DI Backs Bawumia’s Commendation Of BoG For Economic Recovery

Policy think tank Danquah Institute (DI) has supported Vice President and NPP flagbearer Dr. Mahamudu Bawumia's acknowledgment of the Bank of Ghana (BoG) for its role in steering the economy through challenging times and decision to provide essential financing to the Government during that pivotal juncture.

In his recent address to the nation, Vice-President, urged Ghanaians to salute and give particular recognition to the Bank of Ghana, which has come under unfair criticism for taking the necessary measures to help pull the economy back from the brink of collapse. According to Bawumia, the central bank provided needed financing to the government at that critical moment.

In a maiden edition of the Institute’s planned monthly media encounter held on Tuesday, February 13, 2024 dubbed: “Analysis of the Ghanaian economy”, DI Head of Research, Dr. Frank Bannor, explained that DI's research confirms that, Dr Bawumia rightly pointed to the fact that between 2013-2016, Ghana’s GDP growth averaged 3.9%.

*GDP Growth*

Comparatively, he said as Dr. Bawumia emphasized, between 2017 and 2020, GDP growth surged to an average of 5.3%.

The Ghanaian economy witnessed substantial growth. From 3.37% in 2016, the economy remarkably grew to 8.13% in 2017," he pointed out.

While acknowledging that the 2017 economic growth was largely influenced by the oil sector (similar to the case in 2011), he mentioned that the non-oil sector growth, stood at 4.9% in 2017, showing a positive growth from 2016.

Dr Bannor added that the robust GDP growth performance was supported by a significant rise in agricultural GDP growth, climbing from an average of 2.9% between 2013 and 2016 to an average of 6% between 2017 and 2022.

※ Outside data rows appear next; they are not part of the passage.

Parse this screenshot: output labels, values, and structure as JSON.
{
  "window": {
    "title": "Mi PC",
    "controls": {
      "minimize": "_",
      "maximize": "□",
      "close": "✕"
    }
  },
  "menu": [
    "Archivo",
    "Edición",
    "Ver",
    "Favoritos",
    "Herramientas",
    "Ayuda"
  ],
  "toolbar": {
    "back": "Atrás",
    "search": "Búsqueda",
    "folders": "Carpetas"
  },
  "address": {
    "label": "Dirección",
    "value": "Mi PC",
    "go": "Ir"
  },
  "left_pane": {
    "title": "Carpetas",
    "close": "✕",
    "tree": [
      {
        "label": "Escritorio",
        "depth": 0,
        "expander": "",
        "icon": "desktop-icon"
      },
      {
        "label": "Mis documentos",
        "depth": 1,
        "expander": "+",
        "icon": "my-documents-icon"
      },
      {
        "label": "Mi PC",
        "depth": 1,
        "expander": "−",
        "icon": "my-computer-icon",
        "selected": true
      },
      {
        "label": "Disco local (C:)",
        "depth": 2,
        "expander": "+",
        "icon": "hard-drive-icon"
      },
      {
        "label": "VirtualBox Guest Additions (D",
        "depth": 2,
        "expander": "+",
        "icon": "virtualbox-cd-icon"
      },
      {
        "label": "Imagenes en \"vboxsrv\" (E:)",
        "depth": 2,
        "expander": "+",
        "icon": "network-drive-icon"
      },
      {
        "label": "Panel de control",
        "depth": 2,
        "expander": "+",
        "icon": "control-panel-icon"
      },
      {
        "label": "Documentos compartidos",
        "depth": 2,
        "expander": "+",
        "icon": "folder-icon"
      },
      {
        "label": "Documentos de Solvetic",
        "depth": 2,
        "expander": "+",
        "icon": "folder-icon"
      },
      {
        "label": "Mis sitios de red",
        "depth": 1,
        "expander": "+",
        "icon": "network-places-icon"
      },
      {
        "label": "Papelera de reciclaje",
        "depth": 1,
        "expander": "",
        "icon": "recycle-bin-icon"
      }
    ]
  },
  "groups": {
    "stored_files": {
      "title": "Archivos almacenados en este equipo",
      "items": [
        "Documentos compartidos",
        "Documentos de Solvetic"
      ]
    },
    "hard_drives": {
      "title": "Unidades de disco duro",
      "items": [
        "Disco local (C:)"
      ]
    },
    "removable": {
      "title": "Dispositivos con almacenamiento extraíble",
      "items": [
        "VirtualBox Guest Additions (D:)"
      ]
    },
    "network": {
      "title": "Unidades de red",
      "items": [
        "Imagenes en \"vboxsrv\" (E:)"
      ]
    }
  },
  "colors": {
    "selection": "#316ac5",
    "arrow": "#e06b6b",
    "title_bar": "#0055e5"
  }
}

Unfortunately, he said the economy, which was estimated to grow at 7.2% in 2020, suffered the devastating effect of the Covid-19 pandemic, causing growth to plummet to 0.51%, the lowest growth rate since 1983!

In explaining further, he said GDP growth rate is calculated by the totality of goods and services, adding that "as such when productivity declined with the advent of Covid 19, trade in goods and services declined and by extension, the GDP growth rate".

*World comparison*

He also indicated that this phenomenon was experienced in several countries. "We find that GDP growth rate in the major economies of the world also fell," he stated.

For instance, he mentioned that Germany’s growth rate fell from 1.1% in 2019 to -3.8% in 2020; that of UK fell from 1.6% in 2019 to -11% in 2020; US GDP growth rate fell from 2.3% to -2.8%; India’s economy declined from 3.9% to -5.8%.

He added that Indonesia’s declined from 5% to -2.1%; Israel’s economy shrank from 3.8% to -1.5%; Italy’s economy fell from 0.5% to -9%; Japan’s economy also decreased from -0.4% in 2019 to 4.2% in 2020; and that of Switzerland, also fell from 1.2% in 2019 to -2.3% in 2020 (see IMF database).

Given the above background and the fact that Ghana could not access the international capital market, he insisted that the only option left was Central Bank financing.